Prior to the pandemic, visits to the museum had been in steady decline for years and attempts to increase visitation were unsuccessful. In 2015 the number of visitors to the Railway Coastal Museum was 13,707; in 2019 the total visits were 8,595. These numbers are exacerbated further by the impacts of the pandemic. Tourism is not expected to fully recover for several years to come.

This is not a purely financial issue; it is an opportunity to repurpose a building that is not being utilized to its full potential. Our goal is to repurpose it in a way that respects its historical significance, while also providing new opportunities for economic growth.

The City has been working with the board of the Railway Coastal Museum Foundation, the operator of the museum, since 2001. The Board included City staff, members of Council, representatives of the Johnson family, and representatives of the CN Pensioners Association.

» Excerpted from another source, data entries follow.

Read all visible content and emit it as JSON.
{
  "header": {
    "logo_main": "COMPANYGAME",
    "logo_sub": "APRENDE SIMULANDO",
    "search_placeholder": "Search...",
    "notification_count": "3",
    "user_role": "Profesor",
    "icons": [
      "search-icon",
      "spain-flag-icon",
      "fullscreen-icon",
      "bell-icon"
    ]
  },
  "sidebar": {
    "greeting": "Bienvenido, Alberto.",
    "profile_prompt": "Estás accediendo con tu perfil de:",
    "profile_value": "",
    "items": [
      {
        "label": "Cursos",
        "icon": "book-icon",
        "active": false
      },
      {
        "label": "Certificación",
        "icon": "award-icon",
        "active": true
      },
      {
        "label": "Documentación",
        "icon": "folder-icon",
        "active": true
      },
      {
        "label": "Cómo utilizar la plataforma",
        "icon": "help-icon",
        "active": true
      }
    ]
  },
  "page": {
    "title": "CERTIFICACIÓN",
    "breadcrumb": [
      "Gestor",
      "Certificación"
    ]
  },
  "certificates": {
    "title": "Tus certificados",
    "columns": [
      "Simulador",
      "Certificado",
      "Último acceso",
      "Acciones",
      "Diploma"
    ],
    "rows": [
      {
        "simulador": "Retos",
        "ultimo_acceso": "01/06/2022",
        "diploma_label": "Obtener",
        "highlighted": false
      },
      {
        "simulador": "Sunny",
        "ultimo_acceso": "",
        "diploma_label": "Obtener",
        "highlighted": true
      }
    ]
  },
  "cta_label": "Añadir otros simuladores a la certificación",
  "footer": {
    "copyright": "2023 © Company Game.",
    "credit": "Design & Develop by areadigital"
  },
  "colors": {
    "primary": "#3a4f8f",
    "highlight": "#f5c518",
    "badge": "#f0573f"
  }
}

In 2018 the Board approached the City about taking over the day to day operation of the museum. The City agreed to do so, and the Board membership was changed to comprise of City staff and a member of Council.

The most recent meeting of the Board occurred during the Budget 2020 process, where it was decided to close the museum and wind up the foundation. The museum was costing city taxpayers $200,000 annually to maintain. Considering declining attendance, low revenue, and the devastation that COVID-19 pandemic has caused for local tourism, the City could not continue to support this ongoing expense. The City is committed to maintaining the building because it is a historic property and a city asset.